The man who Sherlock had followed through Farnham helped with the last box, then brushed his hands together and wiped them down his waistcoat as if he’d been working there all day. His hands left yellow stains behind as the dust – whatever it was – transferred to the coarse material. One of the other men – a big bruiser with a shaven head, tattoos that covered his arms down to the wrists like sleeves and a lit oil lamp hanging from a strap on his belt – glanced scornfully at him.
‘Enjoy your little excursion?’ he asked with mock interest.
‘Hey, I was workin’ too,’ the first man replied.
‘What’s the story with Wint’s gaff?’
The new arrival shook his head. ‘The Baron was right – ’e were taking stuff from us on the sly and tryin’ to sell it on. There was jackets and trousers all piled up beside ’is bed.’
‘Anyone see you?’
‘Nobody. I was like a rat.’
‘You got it all?’
The man nodded towards the canvas sack. ‘I collected it all together and put it in there.’
‘All right – throw that on the cart as well.’
As the newcomer went over to pick up the sack, his burly co-worker called after him: ‘Did you burn Wint’s gaff?’
The newcomer shook his head. ‘Didn’t see the need.’
The burly man shrugged. ‘You can explain that to the Baron when you see him.’
‘Hey, Clem – we’re not gonna use the other one,’ a man shouted, jerking his head towards the spare cart.
The burly man half-turned towards the gang of workers. ‘Leave it,’ he said. ‘Chances were we weren’t going to need it anyway, but the Baron don’t like to take chances. A cautious man, is the Baron.’ He turned back to the newcomer and pointed at the powdery yellow stains on the man’s waistcoat. ‘You got some of their stuff on you. Wint’s gaff’ll be contaminated too. The Baron’ll want it burned, just like he does this place. Get rid of any evidence.’
The newcomer looked down at his waistcoat. ‘What is this stuff?’ he asked.
His co-worker laughed with a sound that was a cross between a snort and a cough. ‘Best not to know,’ he said.
The newcomer looked at his hands. He glanced back at the burly man, and his face was suddenly pinched and white. ‘Hey, Clem, does this mean what happened to Wint’ll happen to me?’
Clem shook his head. ‘Not if you wash it off properly, like the Baron told us.’ He turned towards the other men, who were standing around talking now that the boxes had been loaded on to the cart. ‘All right, you lot – time to go. Martin and Joe – you’re with the cart. You know where to take it.

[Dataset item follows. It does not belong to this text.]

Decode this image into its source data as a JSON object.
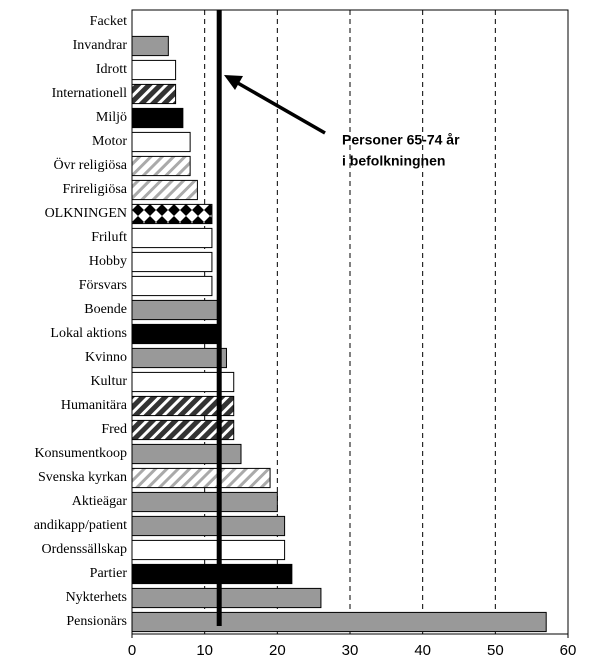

Stouffer and Flynn – you head off after the Baron.’ He turned to the newcomer. ‘Denny, you and me’ll sort this place out. Burn it down. Place is so big that there’s no knowing what we might have left behind.’
The newcomer – Denny – looked around at the barn. ‘Do we have to?’ he asked plaintively. ‘Just think what we could do wiv this place once the Baron’s finished wiv it. Set up a business, maybe, or turn it into the biggest tavern in the area. We could have girls singin’, and dancin’, an’ everything. Seems a shame jus’ burnin’ it.’
Clem’s face contracted into a thunderous scowl. ‘You want to go and explain your little scheme to the Baron, you be my guest. Me, I’m gonna follow the instructions I was given.’